Une bifurcation, on m’a dit que ce serait plus loin sur la gauche. Je cherche l’escalier abimé qui descend vers la petite crique, encastré dans la roche. La végétation habituellement odorante doit attendre la fin de la journée pour s’exprimer.
Seule sur le petit chemin côtier de la Mitre. Le soleil rase la mer à peine ondulée et pose une tâche blanche lointaine qui semble sortir de l’île de Porquerolles. Je n’ai vu l’endroit qu’une seule fois. D’en haut, je me souviens de deux rochers, petits icebergs aux pointes découvrantes. Je la cherche. Seule. J’avance sur le sentier littoral. Sur ma gauche se succèdent les maisons hors de prix, des murs parfaitement blancs, à droite une bande de végétation assez dense, puis le bleu profond segmenté par des bandes plus sombres. Elle, est dans la mer. Elle est, dans la mer. Ses particules ont dû flotter. Les poissons les ont peut-être prises pour de la nourriture avant de la recracher. Ça l’aurait faire rire. Avant cela, elle aimait nager des heures sous l’eau avec masque et tuba, dans ces zones plus sombres où la faune est moins timide. Herbiers de posidonie. Abords d’une roche recouverte d’algues. Zone de méditation submarine dans laquelle aucun bruit humain, aucune sollicitation ne vient vous perturber. L’escalier apparaît enfin. Un jogger matinal fier de sa discipline et de sa bonne santé me contourne. J’aurai voulu que personne ne passe à ce moment-là. Personne.
Je retrouve l’endroit où il faut descendre. Des arbustes du côté gauche, la roche ocre jaune qui sert de garde-corps à droite, les marches sont érodées, elles contrastent avec le pavage en pierres naturelles du chemin principal. Une fois en bas, les marches, qui ne sont plus portées ni à gauche ni à droite, finissent par une courbe qui contourne un petit rocher. La zone sèche est étroite, mais on peut s’y installer sans craindre d’être mouillé. Il n’y a pas d’odeur marine. Pas assez de vagues, pas assez de courant. En descendant, j’ai cueilli une petite branche d’un arbuste gris argenté qui longeait l’escalier. Des petites feuilles vert clair assez grasses que j’ai portées à mon nez, mais elles ne sentaient rien. Arroche de mer. Seule. J’ai cherché des traces, des microéléments, de la poussière. Seule. J’ai eu envie d’arracher des plantes, de la terre, du sable, des cailloux pour les emporter. Seule.
Dans l’eau, il n’y avait pas deux rochers, mais plutôt quatre moyens et deux petits, qui formaient un quadrilatère bancal sur lesquels se cognaient les vagues. De quel côté venait le vent de septembre quand ils ont répandu les cendres. Jusqu’où s’avancer ? Risquer de tomber. Marcher jusqu’au bord de l’eau. Attendre que le vent se calme. Pénétrer dans la mer. Jusqu’où s’immerger. Quand repartir.
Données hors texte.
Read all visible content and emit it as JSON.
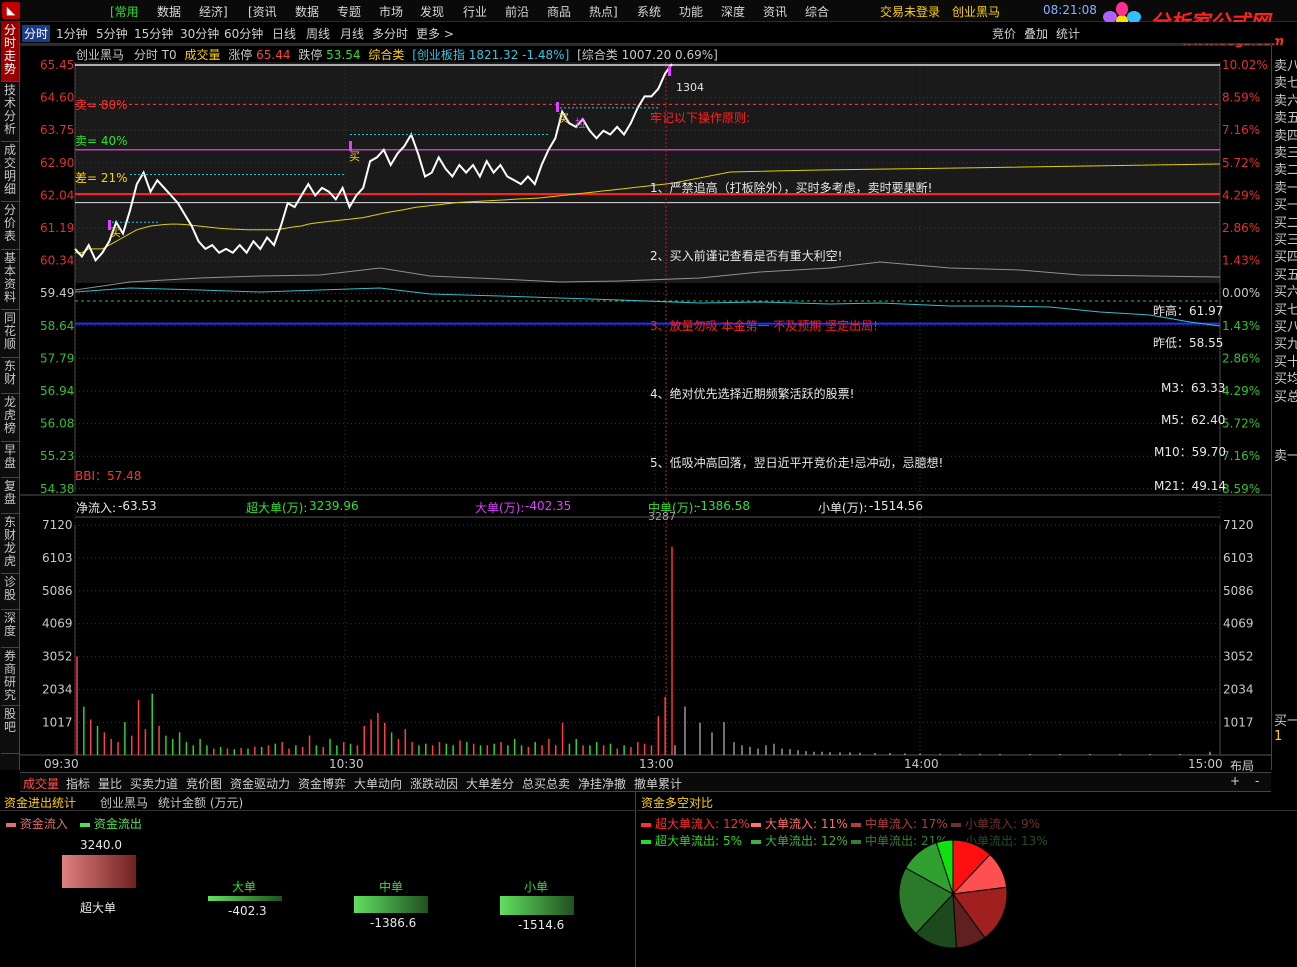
{
  "menu": {
    "items": [
      "[常用",
      "数据",
      "经济]",
      "[资讯",
      "数据",
      "专题",
      "市场",
      "发现",
      "行业",
      "前沿",
      "商品",
      "热点]",
      "系统",
      "功能",
      "深度",
      "资讯",
      "综合"
    ],
    "login": "交易未登录",
    "stock": "创业黑马",
    "time": "08:21:08",
    "watermark": "分析家公式网",
    "watermark_url": "www.88gs.com"
  },
  "periods": {
    "items": [
      "分时",
      "1分钟",
      "5分钟",
      "15分钟",
      "30分钟",
      "60分钟",
      "日线",
      "周线",
      "月线",
      "多分时",
      "更多 >"
    ],
    "right": [
      "竞价",
      "叠加",
      "统计"
    ]
  },
  "left_tabs": [
    "分时走势",
    "技术分析",
    "成交明细",
    "分价表",
    "基本资料",
    "同花顺",
    "东财",
    "龙虎榜",
    "早盘",
    "复盘",
    "东财龙虎",
    "诊股",
    "深度",
    "券商研究",
    "股吧"
  ],
  "right_quotes": [
    "卖八",
    "卖七",
    "卖六",
    "卖五",
    "卖四",
    "卖三",
    "卖二",
    "卖一",
    "买一",
    "买二",
    "买三",
    "买四",
    "买五",
    "买六",
    "买七",
    "买八",
    "买九",
    "买十",
    "买均",
    "买总"
  ],
  "right_quotes_extra": [
    "卖一",
    "买一",
    "1"
  ],
  "header": {
    "name": "创业黑马",
    "mode": "分时 T0",
    "vol_label": "成交量",
    "limit_up": "涨停",
    "limit_up_val": "65.44",
    "limit_down": "跌停",
    "limit_down_val": "53.54",
    "index1": "综合类",
    "index2": "[创业板指 1821.32 -1.48%]",
    "index3": "[综合类 1007.20 0.69%]"
  },
  "price_axis": [
    "65.45",
    "64.60",
    "63.75",
    "62.90",
    "62.04",
    "61.19",
    "60.34",
    "59.49",
    "58.64",
    "57.79",
    "56.94",
    "56.08",
    "55.23",
    "54.38"
  ],
  "pct_axis": [
    "10.02%",
    "8.59%",
    "7.16%",
    "5.72%",
    "4.29%",
    "2.86%",
    "1.43%",
    "0.00%",
    "1.43%",
    "2.86%",
    "4.29%",
    "5.72%",
    "7.16%",
    "8.59%"
  ],
  "vol_axis": [
    "7120",
    "6103",
    "5086",
    "4069",
    "3052",
    "2034",
    "1017"
  ],
  "time_axis": [
    "09:30",
    "10:30",
    "13:00",
    "14:00",
    "15:00"
  ],
  "zones": {
    "sell80": "卖= 80%",
    "sell40": "卖= 40%",
    "diff21": "差= 21%"
  },
  "marks": {
    "m1": "买",
    "m2": "买",
    "m3": "买",
    "m4": "拉",
    "m5": "1304",
    "m6": "牢"
  },
  "ref_labels": {
    "prev_high": "昨高：61.97",
    "prev_low": "昨低：58.55",
    "m3": "M3：63.33",
    "m5": "M5：62.40",
    "m10": "M10：59.70",
    "m21": "M21：49.14",
    "bbi": "BBI：57.48"
  },
  "rules": {
    "title": "牢记以下操作原则:",
    "r1": "1、严禁追高（打板除外），买时多考虑，卖时要果断!",
    "r2": "2、买入前谨记查看是否有重大利空!",
    "r3": "3、放量勿吸  本金第一  不及预期  坚定出局!",
    "r4": "4、绝对优先选择近期频繁活跃的股票!",
    "r5": "5、低吸冲高回落，翌日近平开竞价走!忌冲动，忌臆想!"
  },
  "flow": {
    "net_label": "净流入:",
    "net": "-63.53",
    "super_label": "超大单(万):",
    "super": "3239.96",
    "big_label": "大单(万):",
    "big": "-402.35",
    "mid_label": "中单(万):",
    "mid": "-1386.58",
    "small_label": "小单(万):",
    "small": "-1514.56",
    "peak_label": "3287"
  },
  "bottom_tabs": [
    "成交量",
    "指标",
    "量比",
    "买卖力道",
    "竞价图",
    "资金驱动力",
    "资金博弈",
    "大单动向",
    "涨跌动因",
    "大单差分",
    "总买总卖",
    "净挂净撤",
    "撤单累计"
  ],
  "layout_btn": "布局",
  "flow_panel": {
    "title": "资金进出统计",
    "stock": "创业黑马",
    "unit": "统计金额 (万元)",
    "legend_in": "资金流入",
    "legend_out": "资金流出",
    "super_name": "超大单",
    "super_val": "3240.0",
    "big_name": "大单",
    "big_val": "-402.3",
    "mid_name": "中单",
    "mid_val": "-1386.6",
    "small_name": "小单",
    "small_val": "-1514.6"
  },
  "ratio_panel": {
    "title": "资金多空对比",
    "in_items": [
      {
        "label": "超大单流入:",
        "pct": "12%",
        "color": "#ff3030"
      },
      {
        "label": "大单流入:",
        "pct": "11%",
        "color": "#ff7070"
      },
      {
        "label": "中单流入:",
        "pct": "17%",
        "color": "#b04040"
      },
      {
        "label": "小单流入:",
        "pct": "9%",
        "color": "#703030"
      }
    ],
    "out_items": [
      {
        "label": "超大单流出:",
        "pct": "5%",
        "color": "#20e020"
      },
      {
        "label": "大单流出:",
        "pct": "12%",
        "color": "#40b040"
      },
      {
        "label": "中单流出:",
        "pct": "21%",
        "color": "#308030"
      },
      {
        "label": "小单流出:",
        "pct": "13%",
        "color": "#205020"
      }
    ],
    "pie": [
      {
        "label": "超大单流入",
        "value": 12,
        "color": "#ff1010"
      },
      {
        "label": "大单流入",
        "value": 11,
        "color": "#ff5050"
      },
      {
        "label": "中单流入",
        "value": 17,
        "color": "#a02020"
      },
      {
        "label": "小单流入",
        "value": 9,
        "color": "#602020"
      },
      {
        "label": "小单流出",
        "value": 13,
        "color": "#1c4a1c"
      },
      {
        "label": "中单流出",
        "value": 21,
        "color": "#2a7a2a"
      },
      {
        "label": "大单流出",
        "value": 12,
        "color": "#30a030"
      },
      {
        "label": "超大单流出",
        "value": 5,
        "color": "#10e010"
      }
    ]
  },
  "chart_data": {
    "type": "line",
    "title": "创业黑马 分时",
    "price_range": [
      54.38,
      65.45
    ],
    "prev_close": 59.49,
    "price": [
      60.6,
      60.4,
      60.7,
      60.3,
      60.5,
      60.8,
      61.3,
      61.0,
      61.6,
      62.3,
      62.6,
      62.1,
      62.4,
      62.2,
      62.0,
      61.8,
      61.5,
      61.2,
      60.8,
      60.6,
      60.7,
      60.5,
      60.6,
      60.5,
      60.7,
      60.5,
      60.8,
      60.6,
      60.9,
      60.7,
      61.2,
      61.8,
      61.7,
      62.0,
      62.3,
      62.0,
      62.2,
      62.1,
      61.9,
      62.2,
      61.7,
      62.0,
      62.2,
      62.9,
      63.0,
      63.2,
      62.8,
      63.1,
      63.3,
      63.6,
      63.1,
      62.5,
      62.6,
      63.0,
      62.7,
      62.5,
      62.8,
      62.6,
      62.8,
      62.5,
      62.9,
      62.6,
      62.8,
      62.5,
      62.4,
      62.3,
      62.5,
      62.3,
      62.8,
      63.2,
      63.5,
      64.2,
      63.9,
      63.8,
      64.0,
      63.7,
      63.5,
      63.7,
      63.6,
      63.8,
      63.6,
      63.9,
      64.3,
      64.6,
      64.6,
      64.8,
      65.2,
      65.45
    ],
    "avg": [
      60.5,
      60.5,
      60.6,
      60.6,
      60.6,
      60.7,
      60.8,
      60.9,
      61.0,
      61.1,
      61.15,
      61.2,
      61.22,
      61.24,
      61.25,
      61.25,
      61.24,
      61.22,
      61.2,
      61.18,
      61.16,
      61.14,
      61.13,
      61.12,
      61.11,
      61.1,
      61.1,
      61.1,
      61.1,
      61.1,
      61.12,
      61.15,
      61.18,
      61.2,
      61.25,
      61.28,
      61.3,
      61.32,
      61.34,
      61.36,
      61.38,
      61.4,
      61.42,
      61.46,
      61.5,
      61.54,
      61.57,
      61.6,
      61.63,
      61.67,
      61.7,
      61.72,
      61.74,
      61.76,
      61.78,
      61.8,
      61.82,
      61.83,
      61.84,
      61.85,
      61.86,
      61.87,
      61.88,
      61.89,
      61.9,
      61.91,
      61.92,
      61.93,
      61.94,
      61.96,
      61.98,
      62.0,
      62.02,
      62.04,
      62.06,
      62.08,
      62.1,
      62.12,
      62.14,
      62.16,
      62.18,
      62.2,
      62.22,
      62.24,
      62.26,
      62.28,
      62.3,
      62.32
    ],
    "volume": [
      3052,
      1500,
      1100,
      900,
      700,
      500,
      400,
      1017,
      600,
      1700,
      800,
      1900,
      900,
      600,
      500,
      700,
      400,
      300,
      500,
      300,
      200,
      250,
      200,
      180,
      220,
      200,
      260,
      250,
      300,
      350,
      400,
      200,
      300,
      250,
      600,
      300,
      250,
      500,
      300,
      400,
      350,
      300,
      900,
      1100,
      1300,
      1000,
      700,
      500,
      800,
      400,
      300,
      350,
      300,
      400,
      350,
      300,
      450,
      400,
      350,
      300,
      300,
      350,
      400,
      300,
      500,
      300,
      250,
      400,
      300,
      500,
      300,
      1000,
      350,
      500,
      300,
      300,
      400,
      300,
      350,
      200,
      300,
      250,
      400,
      350,
      300,
      1200,
      1800,
      6450
    ],
    "volume_range": [
      0,
      7120
    ],
    "times": [
      "09:30",
      "10:30",
      "13:00",
      "14:00",
      "15:00"
    ]
  }
}
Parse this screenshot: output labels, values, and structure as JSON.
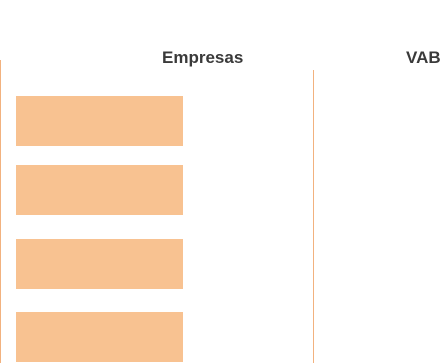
{
  "table": {
    "headers": [
      {
        "label": "Empresas"
      },
      {
        "label": "VAB"
      }
    ],
    "row_count": 4
  },
  "colors": {
    "bar_fill": "#f8c291",
    "divider": "#f2b27f",
    "header_text": "#3a3a3a"
  }
}
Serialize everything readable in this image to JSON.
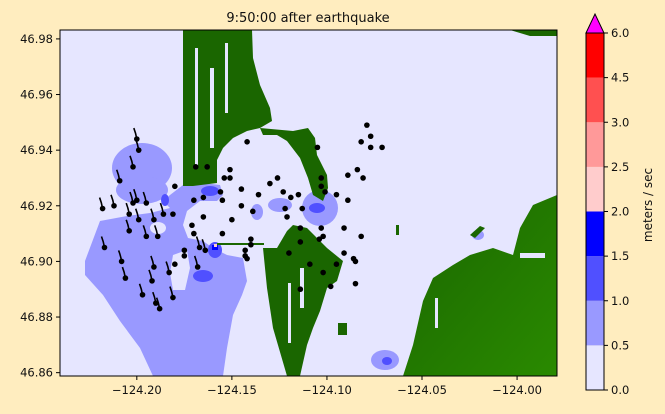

En remontant et en poursuivant le chemin, je cherche l’emplacement d’un autre angle, une hampe d’acanthe isolée perturbe le champ de vision. Elle s’agite de bas en haut, lentement. Avec le vent. Je m’aperçois que les rochers sont beaucoup plus allongés que je ne les percevais en haut du petit escalier. On ne peut pas vraiment les dénombrer. Sans comprendre pourquoi, ça me déçoit. Peut-être parce qu’on ne peut pas vraiment en faire le tour une fois sous l’eau. Un récif plutôt qu’un ilot. Seule. Naufrage.
.. j’avais commencé cette plongée dans Porquerolles, il y a quelques jours, j’ai du être dérangée.. me revoici à vous lire. Et je pense à un sauvetage… de qui de quoi? ne sais. merci pour l’île et ses mystères.
merci pour votre commentaire Eve. Ici c’est à Toulon, Porquerolles se dessine au loin. Il est bien question de sauvetage de soi-même, de la tentative de faire face à la perte d’une personne que l’on a beaucoup aimée, en arpentant ses lieux de prédilection.